Oleh karena itu banyak kampus yang dengan rakus ikut serta menyebarkan nilai-nilai Barat yang nggombali itu. Lupa membangun basis ilmu pengetahuan dan juga teknologi yang dipijakkan pada Pancasila sebagai falsafah bangsa ini.
Tidak ada proses Pancasilaisasi ilmu pengetahuan yang berarti, terutama ilmu-ilmu sosial. Akibatnya, hampir semua kehidupan berbangsa dan bernegara merupakan copy buruk dari Barat.
Copy buruk karena memang nilai-nilai yang pernah dihayati bangsa ini berbeda dengan Barat. Budaya bermusyawarah dan gotong royong digusur oleh budaya menang-menangan, dan wani piro. Daya saing dan kompetisi diberhalakan, sementara daya sanding dan kolaborasi ditelantarkan.
Bersama globalisasi ini adalah standardisasi sebagai ukuran baik dan buruk dalam perdagangan, industrialisasi hingga pendidikan yang bersifat massal. Mantra standardisasi ini adalah mutu.

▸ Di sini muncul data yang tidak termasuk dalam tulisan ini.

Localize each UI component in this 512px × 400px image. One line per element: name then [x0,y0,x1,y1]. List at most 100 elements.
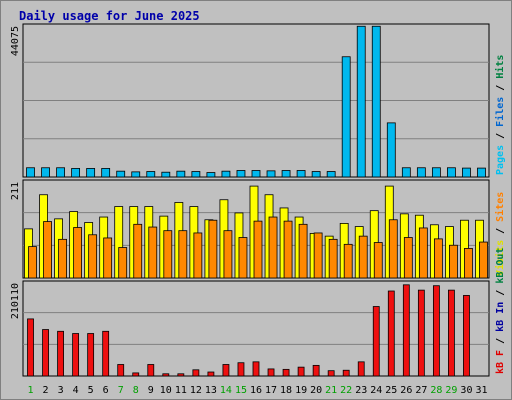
bar-hits-pages [161,171,171,178]
x-tick-label: 30 [460,385,472,396]
bar-hits-pages [251,170,261,178]
panel-kbytes: 210110 kB F / kB In / kB Out [10,248,506,377]
bar-hits-pages [296,170,306,178]
legend-entry: Files [494,97,506,127]
x-tick-label: 13 [205,385,217,396]
bar-hits-pages [56,167,65,178]
bar-kbytes-kb-f [192,369,200,377]
y-max-label-kbytes: 210110 [10,283,21,319]
bar-kbytes-kb-f [132,372,140,377]
bar-hits-pages [131,171,141,178]
bar-hits-pages [356,25,366,178]
bar-hits-pages [41,167,50,178]
x-tick-label: 24 [370,385,382,396]
bar-visits-sites [328,238,338,279]
x-tick-label: 18 [280,385,292,396]
bar-kbytes-kb-f [312,364,320,377]
legend-visits: Visits / Sites [494,192,506,276]
x-tick-label: 12 [190,385,202,396]
x-tick-label: 7 [118,385,124,396]
x-tick-label: 10 [160,385,172,396]
x-tick-label: 9 [148,385,154,396]
bar-visits-sites [223,230,233,279]
bar-visits-sites [118,247,128,279]
legend-entry: Pages [495,145,506,175]
x-tick-label: 6 [103,385,109,396]
chart-panels: 44075 Pages / Files / Hits 211 Visits / Sit… [10,23,506,377]
bar-visits-sites [449,244,458,279]
bar-hits-pages [101,168,111,178]
bar-kbytes-kb-f [357,361,365,377]
bar-visits-sites [133,223,143,279]
bar-hits-pages [401,167,411,178]
legend-entry: / [495,222,506,240]
chart-title: Daily usage for June 2025 [19,9,200,23]
bar-visits-sites [178,230,188,279]
panel-hits: 44075 Pages / Files / Hits [10,23,506,178]
bar-kbytes-kb-f [147,364,155,377]
legend-entry: / [495,127,506,145]
bar-kbytes-kb-f [372,306,380,377]
bar-visits-sites [238,237,248,279]
bar-visits-sites [43,221,52,279]
bar-kbytes-kb-f [237,362,245,377]
x-tick-label: 2 [43,385,49,396]
bar-hits-pages [86,168,96,178]
bar-visits-sites [163,230,173,279]
bar-kbytes-kb-f [448,289,455,377]
x-tick-label: 29 [445,385,457,396]
bar-hits-pages [176,170,186,178]
bar-visits-sites [418,227,428,279]
bar-kbytes-kb-f [327,370,335,377]
bar-hits-pages [431,167,441,178]
y-max-label-visits: 211 [10,182,21,200]
x-tick-label: 3 [58,385,64,396]
bar-hits-pages [311,171,321,178]
bar-hits-pages [371,25,381,178]
bar-hits-pages [462,167,471,178]
bar-visits-sites [403,237,413,279]
bar-kbytes-kb-f [432,285,440,377]
bar-kbytes-kb-f [267,368,275,377]
x-tick-label: 17 [265,385,277,396]
bar-kbytes-kb-f [87,333,95,377]
bar-visits-sites [358,235,368,279]
x-tick-label: 26 [400,385,412,396]
bar-visits-sites [343,243,353,279]
bar-kbytes-kb-f [402,284,410,377]
bar-hits-pages [116,170,126,178]
bar-visits-sites [464,248,473,279]
x-tick-label: 27 [415,385,427,396]
bar-kbytes-kb-f [27,318,34,377]
bar-visits-sites [148,226,158,279]
legend-entry: Hits [494,55,506,79]
bar-hits-pages [191,171,201,178]
bar-kbytes-kb-f [387,290,395,377]
legend-entry: / [495,284,506,302]
bar-hits-pages [341,56,351,178]
x-tick-label: 14 [220,385,232,396]
x-tick-label: 21 [325,385,337,396]
x-tick-label: 16 [250,385,262,396]
x-tick-label: 23 [355,385,367,396]
bar-kbytes-kb-f [162,373,170,377]
bar-kbytes-kb-f [417,289,425,377]
legend-kbytes: kB F / kB In / kB Out [495,248,506,374]
legend-entry: kB In [495,302,506,332]
x-tick-label: 19 [295,385,307,396]
x-tick-label: 20 [310,385,322,396]
bar-visits-sites [253,220,263,279]
bar-hits-pages [416,167,426,178]
bar-visits-sites [313,232,323,279]
bar-kbytes-kb-f [297,366,305,377]
bar-visits-sites [388,219,398,279]
legend-entry: / [495,332,506,350]
bar-visits-sites [283,220,293,279]
bar-hits-pages [221,170,231,178]
x-tick-label: 11 [175,385,187,396]
x-tick-label: 25 [385,385,397,396]
bar-visits-sites [268,216,278,279]
panel-visits: 211 Visits / Sites [10,179,506,279]
bar-kbytes-kb-f [222,364,230,377]
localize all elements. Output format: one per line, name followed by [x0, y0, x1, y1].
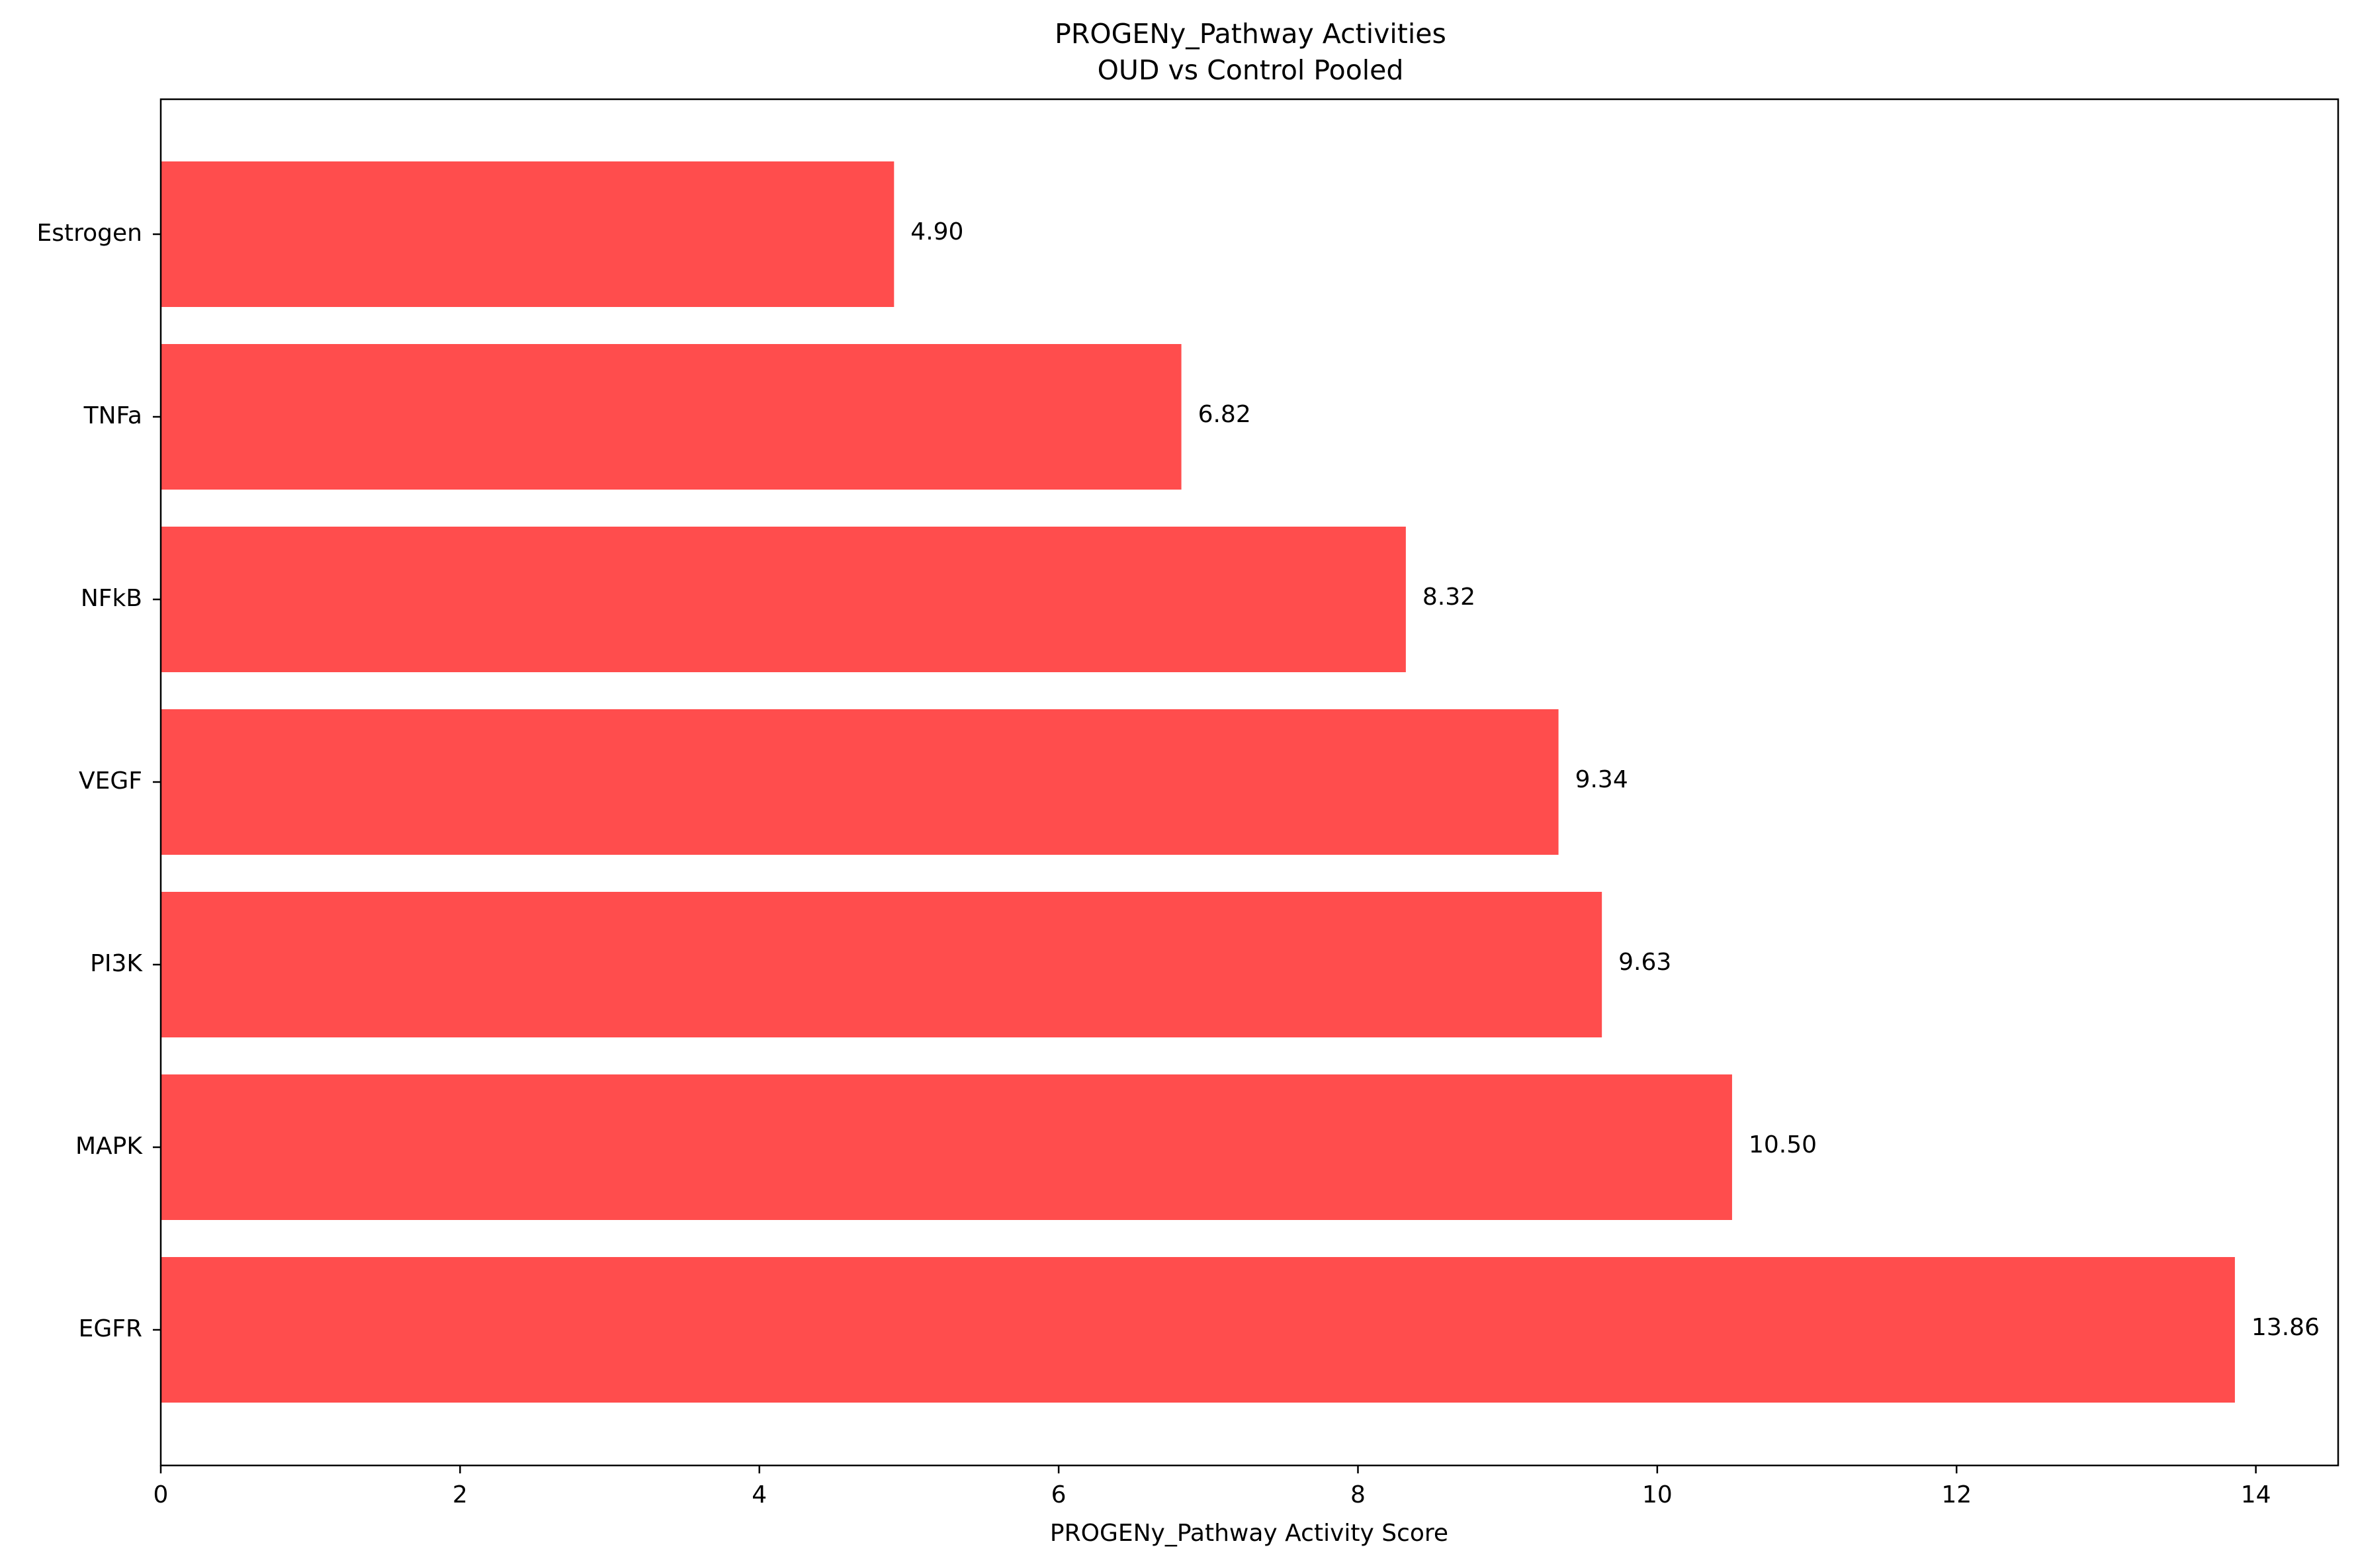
- value-label-vegf: 9.34: [1575, 766, 1628, 793]
- y-tick-label-nfkb: NFkB: [81, 585, 142, 612]
- x-tick-label: 6: [1051, 1481, 1067, 1508]
- x-axis-label: PROGENy_Pathway Activity Score: [1050, 1520, 1448, 1547]
- chart-title-block: PROGENy_Pathway Activities OUD vs Contro…: [1055, 18, 1446, 86]
- bar-mapk: [161, 1074, 1732, 1220]
- bar-tnfa: [161, 344, 1182, 490]
- chart-subtitle: OUD vs Control Pooled: [1098, 54, 1404, 86]
- bar-nfkb: [161, 527, 1406, 672]
- y-tick-label-pi3k: PI3K: [90, 950, 143, 977]
- chart-title: PROGENy_Pathway Activities: [1055, 18, 1446, 50]
- y-axis: EGFR MAPK PI3K VEGF NFkB TNFa Estrogen: [37, 220, 161, 1342]
- x-tick-label: 8: [1350, 1481, 1366, 1508]
- bar-vegf: [161, 709, 1559, 855]
- value-labels-layer: 13.86 10.50 9.63 9.34 8.32 6.82 4.90: [910, 218, 2320, 1341]
- bar-estrogen: [161, 161, 895, 307]
- x-tick-label: 14: [2241, 1481, 2271, 1508]
- x-tick-label: 10: [1642, 1481, 1673, 1508]
- y-tick-label-mapk: MAPK: [75, 1133, 143, 1160]
- x-tick-label: 2: [453, 1481, 468, 1508]
- value-label-egfr: 13.86: [2251, 1314, 2320, 1341]
- y-tick-label-vegf: VEGF: [79, 767, 142, 795]
- value-label-pi3k: 9.63: [1618, 949, 1671, 976]
- bar-pi3k: [161, 892, 1602, 1037]
- x-tick-label: 4: [752, 1481, 767, 1508]
- value-label-nfkb: 8.32: [1422, 584, 1475, 611]
- value-label-estrogen: 4.90: [910, 218, 963, 245]
- bar-egfr: [161, 1257, 2235, 1403]
- value-label-tnfa: 6.82: [1198, 401, 1251, 428]
- x-tick-label: 0: [153, 1481, 169, 1508]
- y-tick-label-egfr: EGFR: [79, 1315, 142, 1342]
- x-axis: 0 2 4 6 8 10 12 14: [153, 1465, 2271, 1508]
- x-tick-label: 12: [1941, 1481, 1972, 1508]
- value-label-mapk: 10.50: [1749, 1131, 1817, 1158]
- y-tick-label-tnfa: TNFa: [83, 402, 142, 429]
- y-tick-label-estrogen: Estrogen: [37, 220, 142, 247]
- bars-layer: [161, 161, 2235, 1403]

Untuk produksi sepatu atau motor secara massal, standard jelas berguna. Tapi tidak untuk pendidikan. Sistem persekolahan massal adalah instrumen pembaratan yang paling berbahaya. Rancangan persekolahan selama 50 tahun terakhir adalah instrumen teknokratik untuk menyediakan banyak buruh yang cukup terampil untuk menjalankan mesin-mesin pabrik pemilik modal.
Kebijakan Merdeka Belajar dan Kampus Merdeka akan mendapat tantangan serius dari perankingan kampus karena perankingan ini adalah upaya melestarikan penjajahan dan mentalitas inlander.
Yang relevan kita butuhkan adalah pendidikan sebagai sarana untuk belajar merdeka, sebuah proses yang memerdekakan. Ini penting, seperti dikatakan Amartya Sen bahwa development as freedom, bahwa pembangunan adalah upaya memperluas kemerdekaan.
Pendidikan dengan demikian harus diabdikan sebagai strategi budaya untuk menyiapkan bangsa yang merdeka.